Comparative single-cell #genomics of two uncultivated #Naegleria species harboring #Legionella #cobionts

 


ABSTRACT

Amoeboflagellates of the genus Naegleria are free-living protists ubiquitously found in soil and freshwater habitats worldwide. They include the “brain-eating amoeba” Naegleria fowleri, an opportunistic pathogen that causes primary amoebic meningoencephalitis, a rare but fatal infection of humans. Beyond their direct pathogenicity, protists can also act as environmental reservoirs for intracellular bacterial pathogens, such as Legionella spp., to persist and multiply in the environment.
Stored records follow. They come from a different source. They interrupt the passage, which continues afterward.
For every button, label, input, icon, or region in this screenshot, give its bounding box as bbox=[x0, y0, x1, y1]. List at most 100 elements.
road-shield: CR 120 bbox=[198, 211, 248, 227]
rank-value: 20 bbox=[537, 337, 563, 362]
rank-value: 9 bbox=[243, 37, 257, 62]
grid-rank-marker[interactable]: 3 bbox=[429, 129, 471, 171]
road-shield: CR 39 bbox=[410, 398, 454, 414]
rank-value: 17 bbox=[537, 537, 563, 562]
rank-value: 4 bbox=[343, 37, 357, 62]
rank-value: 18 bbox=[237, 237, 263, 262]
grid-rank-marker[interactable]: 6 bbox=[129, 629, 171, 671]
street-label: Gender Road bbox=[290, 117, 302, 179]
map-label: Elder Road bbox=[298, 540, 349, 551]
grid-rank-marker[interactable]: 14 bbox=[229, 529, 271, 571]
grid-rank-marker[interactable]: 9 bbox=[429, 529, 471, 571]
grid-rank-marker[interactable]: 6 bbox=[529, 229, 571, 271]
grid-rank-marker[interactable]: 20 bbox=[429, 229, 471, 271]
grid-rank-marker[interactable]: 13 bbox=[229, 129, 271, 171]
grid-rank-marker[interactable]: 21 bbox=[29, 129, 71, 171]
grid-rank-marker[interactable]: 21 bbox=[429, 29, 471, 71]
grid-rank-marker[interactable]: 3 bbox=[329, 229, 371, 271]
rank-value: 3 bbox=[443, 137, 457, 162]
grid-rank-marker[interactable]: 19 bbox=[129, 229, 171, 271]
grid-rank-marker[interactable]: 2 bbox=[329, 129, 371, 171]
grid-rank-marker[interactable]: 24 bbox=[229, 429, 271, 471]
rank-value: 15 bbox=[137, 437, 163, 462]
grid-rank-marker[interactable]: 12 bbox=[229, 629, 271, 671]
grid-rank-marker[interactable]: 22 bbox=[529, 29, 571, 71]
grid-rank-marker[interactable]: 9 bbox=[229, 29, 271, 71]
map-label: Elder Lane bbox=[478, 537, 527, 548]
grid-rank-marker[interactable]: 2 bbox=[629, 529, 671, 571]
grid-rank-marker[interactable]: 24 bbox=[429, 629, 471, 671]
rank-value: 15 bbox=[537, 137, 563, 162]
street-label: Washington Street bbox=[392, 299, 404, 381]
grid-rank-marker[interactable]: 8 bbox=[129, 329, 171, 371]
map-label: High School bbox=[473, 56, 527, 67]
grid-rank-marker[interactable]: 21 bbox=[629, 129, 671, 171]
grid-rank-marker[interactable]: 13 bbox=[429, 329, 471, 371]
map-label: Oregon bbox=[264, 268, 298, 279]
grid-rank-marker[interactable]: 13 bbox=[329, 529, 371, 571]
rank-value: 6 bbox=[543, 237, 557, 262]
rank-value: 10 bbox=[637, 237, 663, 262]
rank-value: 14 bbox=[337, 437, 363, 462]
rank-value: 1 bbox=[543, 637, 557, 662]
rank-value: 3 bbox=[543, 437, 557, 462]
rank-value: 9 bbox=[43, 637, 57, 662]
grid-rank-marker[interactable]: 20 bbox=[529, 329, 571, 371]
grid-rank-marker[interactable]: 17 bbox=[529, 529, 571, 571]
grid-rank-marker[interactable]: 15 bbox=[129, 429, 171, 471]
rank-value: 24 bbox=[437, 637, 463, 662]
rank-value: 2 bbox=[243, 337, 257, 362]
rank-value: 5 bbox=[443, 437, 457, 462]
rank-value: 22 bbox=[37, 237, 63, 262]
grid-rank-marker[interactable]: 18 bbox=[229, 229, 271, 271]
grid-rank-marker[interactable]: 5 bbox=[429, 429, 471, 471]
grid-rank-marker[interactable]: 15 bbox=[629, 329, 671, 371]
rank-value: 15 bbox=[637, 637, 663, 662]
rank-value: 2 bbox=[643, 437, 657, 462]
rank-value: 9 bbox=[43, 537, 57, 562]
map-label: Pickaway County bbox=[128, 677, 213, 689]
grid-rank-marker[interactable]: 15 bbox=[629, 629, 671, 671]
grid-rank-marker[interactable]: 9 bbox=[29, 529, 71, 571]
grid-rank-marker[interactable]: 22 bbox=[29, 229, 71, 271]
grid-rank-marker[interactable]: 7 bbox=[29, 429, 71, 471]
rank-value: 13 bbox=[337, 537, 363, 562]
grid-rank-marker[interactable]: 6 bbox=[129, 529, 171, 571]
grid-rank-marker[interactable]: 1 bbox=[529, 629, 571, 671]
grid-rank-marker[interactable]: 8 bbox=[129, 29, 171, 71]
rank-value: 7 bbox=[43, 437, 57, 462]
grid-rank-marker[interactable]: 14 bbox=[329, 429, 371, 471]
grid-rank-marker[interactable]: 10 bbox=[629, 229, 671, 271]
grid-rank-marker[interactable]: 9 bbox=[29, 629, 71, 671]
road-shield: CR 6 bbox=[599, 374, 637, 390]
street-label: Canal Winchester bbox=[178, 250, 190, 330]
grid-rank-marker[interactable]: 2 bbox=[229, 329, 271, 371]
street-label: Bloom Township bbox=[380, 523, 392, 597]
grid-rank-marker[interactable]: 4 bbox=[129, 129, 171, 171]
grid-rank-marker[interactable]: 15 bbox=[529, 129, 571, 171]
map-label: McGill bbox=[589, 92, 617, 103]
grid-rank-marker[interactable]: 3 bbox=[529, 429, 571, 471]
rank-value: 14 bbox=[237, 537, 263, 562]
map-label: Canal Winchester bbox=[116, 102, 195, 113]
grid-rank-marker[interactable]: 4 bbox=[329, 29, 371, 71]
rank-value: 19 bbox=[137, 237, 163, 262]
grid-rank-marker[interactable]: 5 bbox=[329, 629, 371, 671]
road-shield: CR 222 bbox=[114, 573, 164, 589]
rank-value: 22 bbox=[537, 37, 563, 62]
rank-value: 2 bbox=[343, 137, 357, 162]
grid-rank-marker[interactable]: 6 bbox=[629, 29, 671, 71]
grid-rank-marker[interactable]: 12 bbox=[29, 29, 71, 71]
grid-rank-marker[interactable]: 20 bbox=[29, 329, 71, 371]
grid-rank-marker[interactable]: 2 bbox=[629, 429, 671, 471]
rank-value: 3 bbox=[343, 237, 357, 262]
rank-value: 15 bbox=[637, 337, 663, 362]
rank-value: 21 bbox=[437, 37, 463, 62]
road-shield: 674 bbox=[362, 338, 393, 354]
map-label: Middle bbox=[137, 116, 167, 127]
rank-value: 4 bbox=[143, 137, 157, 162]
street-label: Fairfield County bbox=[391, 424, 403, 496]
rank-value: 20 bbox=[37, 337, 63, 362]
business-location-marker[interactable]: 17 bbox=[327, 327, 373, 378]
In this study, we carried out single-cell genome sequencing of two uncultivated Naegleria species isolated from the River Leam in England. From single cells, we generated two highly complete Naegleria genomes. Phylogenetic analyses placed these species as close relatives of Naegleria fultoni and Naegleria pagei. Exploring Naegleria evolutionary genomics, we identified gene families encoding antistasin-like domains, which have been characterized as factors that inhibit coagulation in blood-feeding leeches. Antistasin-like domains were identified in all sequenced Naegleria species and their close relative Willaertia magna, yet are otherwise largely restricted to animal genomes. Significantly, we recovered highly complete bacterial genomes from each Naegleria single-cell sample. Phylogenomic analysis revealed that both bacteria belong to the Legionellaceae family. Both bacterial genomes encode comprehensive sets of secretion systems and effector arsenals. We identified putative Legionella effectors that resemble TAL (Transcription activator-like) effectors from plant pathogenic Xanthomonas spp. in terms of protein sequence and predicted structure, representing a potentially novel class of Legionella effectors. Our study highlights the advantages of single-cell environmental genomics approaches, which enable direct association of intracellular pathogens with their hosts to better understand the evolution of host-pathogen interactions.